After the retirement of Egon Pollack, Beit haLevi took over the reins of the club that made him famous as a player. He built a strong side that was arguably the strongest side in the country. Star players Eli Fuchs, Itzhak Schneor and Shiye Glazer and tough tactics helped Beit haLevi capture two league championships in 1951 and 1952 as well as a double in 1954. He left Maccabi for a brief stint at city rivals Hapoel Tel Aviv before bringing Maccabi another league title in 1956.
During his time with Maccabi, Beit haLevi served two terms as manager of the Israel national football team.
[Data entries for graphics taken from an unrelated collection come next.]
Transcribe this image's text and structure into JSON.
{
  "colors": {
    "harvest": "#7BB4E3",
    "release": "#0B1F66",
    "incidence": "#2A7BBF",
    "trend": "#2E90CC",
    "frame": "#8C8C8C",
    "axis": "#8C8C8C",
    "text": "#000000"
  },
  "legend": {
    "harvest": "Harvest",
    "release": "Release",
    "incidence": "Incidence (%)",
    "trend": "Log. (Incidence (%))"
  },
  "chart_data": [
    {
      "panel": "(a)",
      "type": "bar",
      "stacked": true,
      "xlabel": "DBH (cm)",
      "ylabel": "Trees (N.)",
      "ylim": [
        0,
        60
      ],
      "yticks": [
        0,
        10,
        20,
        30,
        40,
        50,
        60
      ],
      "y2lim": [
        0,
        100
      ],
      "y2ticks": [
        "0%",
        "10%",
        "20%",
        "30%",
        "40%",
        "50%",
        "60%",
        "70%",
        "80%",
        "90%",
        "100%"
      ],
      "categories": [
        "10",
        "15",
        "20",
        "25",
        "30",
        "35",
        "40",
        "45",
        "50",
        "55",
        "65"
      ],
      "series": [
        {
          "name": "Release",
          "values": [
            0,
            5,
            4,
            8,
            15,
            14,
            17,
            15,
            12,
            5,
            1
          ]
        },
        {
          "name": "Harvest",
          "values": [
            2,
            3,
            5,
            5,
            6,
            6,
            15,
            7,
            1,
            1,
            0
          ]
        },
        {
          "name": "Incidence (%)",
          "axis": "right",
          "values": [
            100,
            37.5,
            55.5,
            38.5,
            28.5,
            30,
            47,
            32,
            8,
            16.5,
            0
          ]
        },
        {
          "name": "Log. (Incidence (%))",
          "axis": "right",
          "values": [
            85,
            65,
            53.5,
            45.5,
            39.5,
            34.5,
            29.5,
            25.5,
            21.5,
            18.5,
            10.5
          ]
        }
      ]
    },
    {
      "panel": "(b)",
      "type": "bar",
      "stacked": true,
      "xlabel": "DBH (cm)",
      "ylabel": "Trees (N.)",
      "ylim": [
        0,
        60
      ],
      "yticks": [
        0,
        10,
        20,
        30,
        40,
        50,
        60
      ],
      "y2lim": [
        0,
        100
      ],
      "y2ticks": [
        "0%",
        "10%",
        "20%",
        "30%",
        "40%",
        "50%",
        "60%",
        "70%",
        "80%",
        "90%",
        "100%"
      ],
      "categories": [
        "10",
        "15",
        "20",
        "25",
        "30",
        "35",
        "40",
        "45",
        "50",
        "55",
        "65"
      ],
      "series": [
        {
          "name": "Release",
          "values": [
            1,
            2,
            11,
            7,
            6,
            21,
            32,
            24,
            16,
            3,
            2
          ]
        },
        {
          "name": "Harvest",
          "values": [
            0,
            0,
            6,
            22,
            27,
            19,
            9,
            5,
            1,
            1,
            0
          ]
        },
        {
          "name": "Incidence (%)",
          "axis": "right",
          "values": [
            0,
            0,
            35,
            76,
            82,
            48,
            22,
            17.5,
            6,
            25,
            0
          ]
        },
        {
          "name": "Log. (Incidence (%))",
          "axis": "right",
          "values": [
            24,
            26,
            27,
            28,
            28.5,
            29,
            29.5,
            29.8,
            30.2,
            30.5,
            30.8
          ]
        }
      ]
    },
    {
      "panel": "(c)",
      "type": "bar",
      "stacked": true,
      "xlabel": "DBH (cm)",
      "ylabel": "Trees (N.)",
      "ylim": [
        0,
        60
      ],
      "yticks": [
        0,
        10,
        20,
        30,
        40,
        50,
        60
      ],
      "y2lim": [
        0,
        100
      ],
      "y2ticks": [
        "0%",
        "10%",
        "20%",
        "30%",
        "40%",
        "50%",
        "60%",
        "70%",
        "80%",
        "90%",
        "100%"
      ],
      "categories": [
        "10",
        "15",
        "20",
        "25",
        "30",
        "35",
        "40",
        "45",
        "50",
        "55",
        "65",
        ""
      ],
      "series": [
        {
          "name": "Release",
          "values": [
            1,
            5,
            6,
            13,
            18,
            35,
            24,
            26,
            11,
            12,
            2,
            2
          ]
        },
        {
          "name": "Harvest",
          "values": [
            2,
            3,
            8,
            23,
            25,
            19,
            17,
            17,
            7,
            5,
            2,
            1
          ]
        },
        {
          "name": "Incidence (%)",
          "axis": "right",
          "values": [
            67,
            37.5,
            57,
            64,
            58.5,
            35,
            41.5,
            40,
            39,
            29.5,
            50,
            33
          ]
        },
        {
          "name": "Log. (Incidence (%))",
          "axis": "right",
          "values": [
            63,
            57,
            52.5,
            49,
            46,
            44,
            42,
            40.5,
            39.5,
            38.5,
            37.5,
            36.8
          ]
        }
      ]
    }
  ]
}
His bunker tactics led to the national team's style of play being referred to as "Jerry's bunker". After the 1956 season with Maccabi, Beit haLevi was fired, though he returned in the 1960s and is credited with the development of such national team stars such as Giora Spiegel. After retiring from coaching, he served as the chairman for the club.
In 1960, Jerry received an offer to coach the Nigerian national football team, which he accepted. In his first match against Ghana, Nigeria were crushed 3–0 in front of 100,000 fans in Lagos and the press called for Beit haLevi to be fired. He decided to stick with the job and helped build up a better Nigerian side. During this time he was also heavily involved in trying to exhume the body of his brother for burial in Israel, but was unsuccessful.